The urge was and still is gone.
It was that brilliant monitor light that mesmerized my senses away from dull paint and cold bronze. Here was the chance to play with a new media. Be among the first to see what good artists could do with the toy.
Then the "tool" became the master. I, the artist, was tech support. Year after year I worked with emerging software and hardware, attempting to document a case study of one artist's efforts to show consistency of improvement that comes with time and advancements of the tools of a new born media.
I had computer shows of photographic output in the public. Also ink jet prints. Musicians, wine and cheese, real people at a real gallery space gawking at pixels. It was a perfect place to be for the pioneer computer artist with an interest in aesthetic-social psychology.
Then the Internet came along. Outputting and showing in local shows now suddenly became less interesting and too much humbug. Now my electronic pictures could be displayed globally electronically. The monitors borders become my mat. Who needs a frame? And who even needs a show? All that work, all those expenses, all that wishing and hoping. Now there was a world audience at my fingerstips. All I needed to do was keep working hard and paint with the speed of light. There was an opportunity to put my art in someone's face any place in the world, any time of the day. Through some upfront time the artist could set up shop and stake out turf in the vast quickly expanding cyber-universe of Web sites.
That didn't come without a price. Now I had to do my own PR through the Internet. So now I don't need my part time art agent. But this leaves less time to do my (art) work. Like everybody else, I had to build my Homepage. In my case the "homepage" took 3000 hours and 3 years of my life. I had to detour and utilize HTML and VRML to create an electronic environment that would virtually flatter my new "cyberart".
As cyberartist I spend many solitary hours in front of a monitor. The glare, the headaches, the rads - there's a price to pay for working with flying photons in your face.
I spend all my creative time reducing the glare from my work through reducing pixels to traditional blacks and muds that add back earthiness to electronic image simulation.
So now with the Web I do electronic art, display in electronic space, show in electronic space and eventually sell in electronic space. As nuturing as email and chat is, an artist can spend too much time alone with his computer. "Cyberspace" can become a pretty lonely and depressing place.
And that's why r2001 is such a wonderful group to be associated with. Although there are camps for traditionalists and for digitalists fights due to media discrimination rarely break out. Oh, there are our petty biased aesthetic and philosophical differences but the comaderie is well worth it. It humanizes cyberspace and removes electronic isolation of the online digital artist- as well as for the traditionalists.

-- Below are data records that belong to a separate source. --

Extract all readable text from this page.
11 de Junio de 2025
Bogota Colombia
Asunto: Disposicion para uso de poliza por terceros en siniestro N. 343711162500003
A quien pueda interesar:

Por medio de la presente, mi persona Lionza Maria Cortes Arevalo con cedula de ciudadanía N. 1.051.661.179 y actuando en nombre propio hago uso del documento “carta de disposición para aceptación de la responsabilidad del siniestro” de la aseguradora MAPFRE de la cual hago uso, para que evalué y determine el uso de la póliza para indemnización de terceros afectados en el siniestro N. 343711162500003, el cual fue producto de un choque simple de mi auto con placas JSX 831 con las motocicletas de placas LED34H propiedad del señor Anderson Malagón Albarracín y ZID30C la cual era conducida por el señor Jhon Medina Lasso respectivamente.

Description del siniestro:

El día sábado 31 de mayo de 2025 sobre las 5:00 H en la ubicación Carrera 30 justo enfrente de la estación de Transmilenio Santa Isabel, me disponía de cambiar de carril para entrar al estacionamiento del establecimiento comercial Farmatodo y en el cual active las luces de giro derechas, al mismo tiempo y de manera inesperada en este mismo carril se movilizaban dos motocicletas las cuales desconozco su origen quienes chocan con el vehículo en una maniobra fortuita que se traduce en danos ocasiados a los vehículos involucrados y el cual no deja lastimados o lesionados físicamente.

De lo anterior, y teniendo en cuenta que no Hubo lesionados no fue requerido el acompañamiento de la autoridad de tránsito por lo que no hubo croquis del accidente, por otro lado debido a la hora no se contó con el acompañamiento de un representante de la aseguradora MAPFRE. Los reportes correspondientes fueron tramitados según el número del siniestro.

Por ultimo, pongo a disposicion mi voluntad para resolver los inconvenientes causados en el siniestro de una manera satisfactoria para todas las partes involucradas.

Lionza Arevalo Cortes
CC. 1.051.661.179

Then shows abroad, international planning and travelling, receptions and champainge, making new cyberacquaintances into real friends and dreaming together of a new start for art.

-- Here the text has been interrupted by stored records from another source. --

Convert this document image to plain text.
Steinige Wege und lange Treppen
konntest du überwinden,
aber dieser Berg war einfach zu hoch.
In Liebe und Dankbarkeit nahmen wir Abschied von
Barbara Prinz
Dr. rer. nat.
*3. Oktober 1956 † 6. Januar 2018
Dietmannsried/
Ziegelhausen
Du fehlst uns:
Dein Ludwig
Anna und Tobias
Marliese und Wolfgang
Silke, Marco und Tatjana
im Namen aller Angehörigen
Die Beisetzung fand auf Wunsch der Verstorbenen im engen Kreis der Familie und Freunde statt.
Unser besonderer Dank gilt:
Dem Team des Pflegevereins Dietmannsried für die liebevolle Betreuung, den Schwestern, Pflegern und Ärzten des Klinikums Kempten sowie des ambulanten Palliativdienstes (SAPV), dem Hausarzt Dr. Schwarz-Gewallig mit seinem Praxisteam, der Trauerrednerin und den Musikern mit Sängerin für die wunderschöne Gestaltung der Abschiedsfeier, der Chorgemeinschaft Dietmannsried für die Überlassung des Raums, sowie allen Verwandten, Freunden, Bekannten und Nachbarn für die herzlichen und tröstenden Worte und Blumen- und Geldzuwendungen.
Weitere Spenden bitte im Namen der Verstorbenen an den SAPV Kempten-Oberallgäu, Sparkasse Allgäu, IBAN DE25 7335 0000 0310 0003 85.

The audience is cyberbased, the art is integrated into the html display format and the challenge always exist to create new artistic visual and experience for visitors of your pages. R2201 format overlaps the electronic and physical world exhibition spaces. Sometimes the digital art looks out of place and sometimes its the traditional works that somehow has lost some spark online. It's up to the critics to judge success of the group's efforts to integrate online presentations and offline traditional venues of exposing one's work.
The real new opportunity is for artists to meet each other from other parts of the planet. One can really now see the scope of one's chosen medium and the relative strength of one's own work. Blue ribbons in local shows and a mention of such and such awards just don't measure up anymore. Through coordinated resources r2001 members can show about, become more mobile, show their work any place on the planet as long as there is a sponsoring member on the spot, willing to work.

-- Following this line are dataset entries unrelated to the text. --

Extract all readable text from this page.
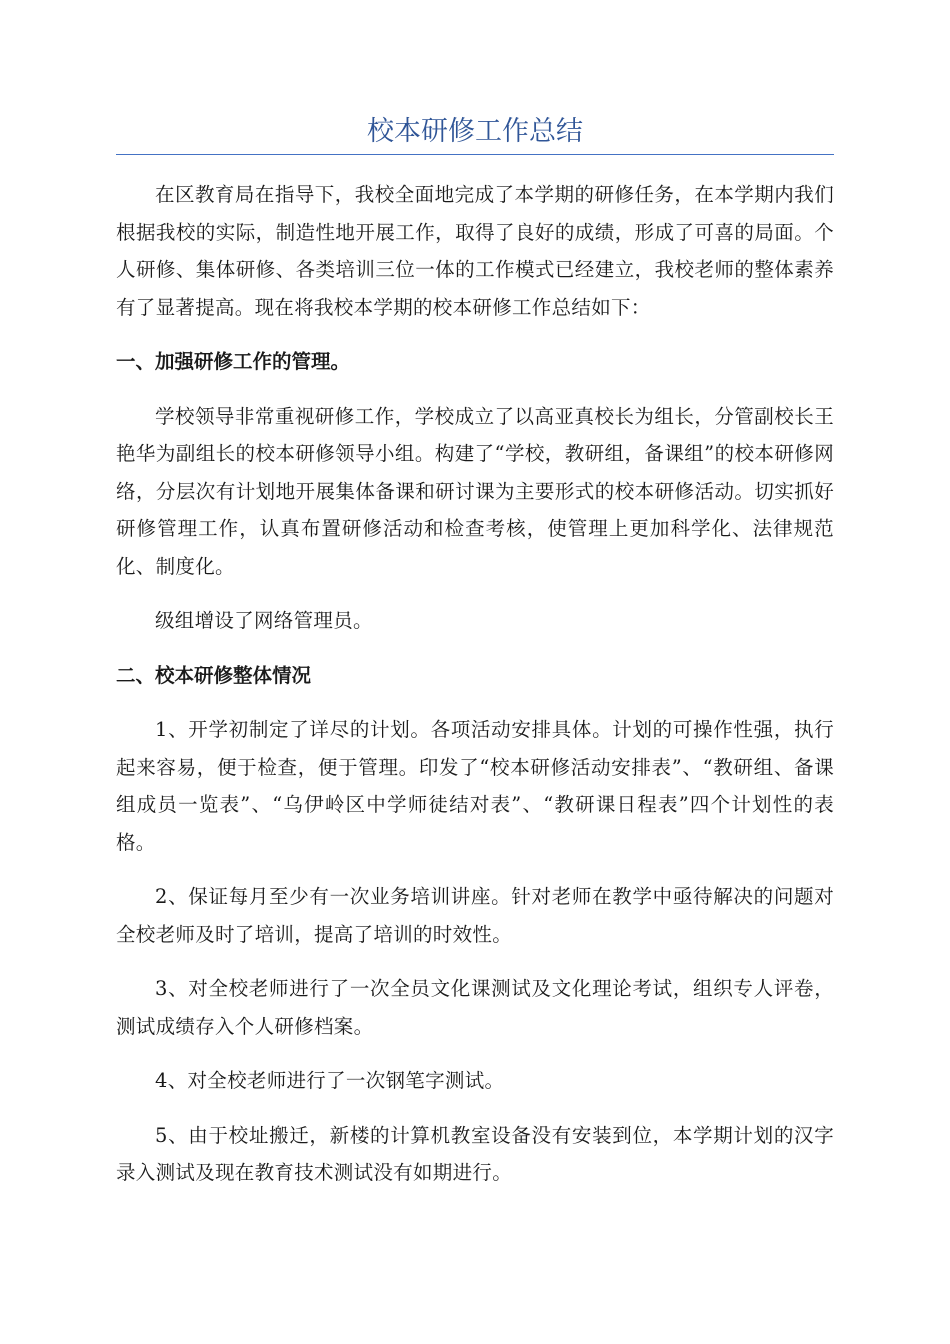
校本研修工作总结

在区教育局在指导下，我校全面地完成了本学期的研修任务，在本学期内我们根据我校的实际，制造性地开展工作，取得了良好的成绩，形成了可喜的局面。个人研修、集体研修、各类培训三位一体的工作模式已经建立，我校老师的整体素养有了显著提高。现在将我校本学期的校本研修工作总结如下：

一、加强研修工作的管理。

学校领导非常重视研修工作，学校成立了以高亚真校长为组长，分管副校长王艳华为副组长的校本研修领导小组。构建了“学校，教研组，备课组”的校本研修网络，分层次有计划地开展集体备课和研讨课为主要形式的校本研修活动。切实抓好研修管理工作，认真布置研修活动和检查考核，使管理上更加科学化、法律规范化、制度化。

级组增设了网络管理员。

二、校本研修整体情况

1、开学初制定了详尽的计划。各项活动安排具体。计划的可操作性强，执行起来容易，便于检查，便于管理。印发了“校本研修活动安排表”、“教研组、备课组成员一览表”、“乌伊岭区中学师徒结对表”、“教研课日程表”四个计划性的表格。

2、保证每月至少有一次业务培训讲座。针对老师在教学中亟待解决的问题对全校老师及时了培训，提高了培训的时效性。

3、对全校老师进行了一次全员文化课测试及文化理论考试，组织专人评卷，测试成绩存入个人研修档案。

4、对全校老师进行了一次钢笔字测试。

5、由于校址搬迁，新楼的计算机教室设备没有安装到位，本学期计划的汉字录入测试及现在教育技术测试没有如期进行。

The pluralistic natures of such a diverse group lends itself to the range of work in the group, which if not handled propertly, visually and intellectually, could produce disasterous exhbitions. The group should devote some thought and time to spearhead an effort to bring the Net itself into the arena of Subject Matter. Call it some sort of "Web Art" or "Cyberism". The concept can help unite the multitudes of media that uniquely express it. The world public has heard so much of this Internet and high technology. They have seen millions of pictures on the Web but not of the Web. The time is ripe for their fixation on exhibition that exists to display cyberexperiences as art, no matter what media used to create the online art appreciation.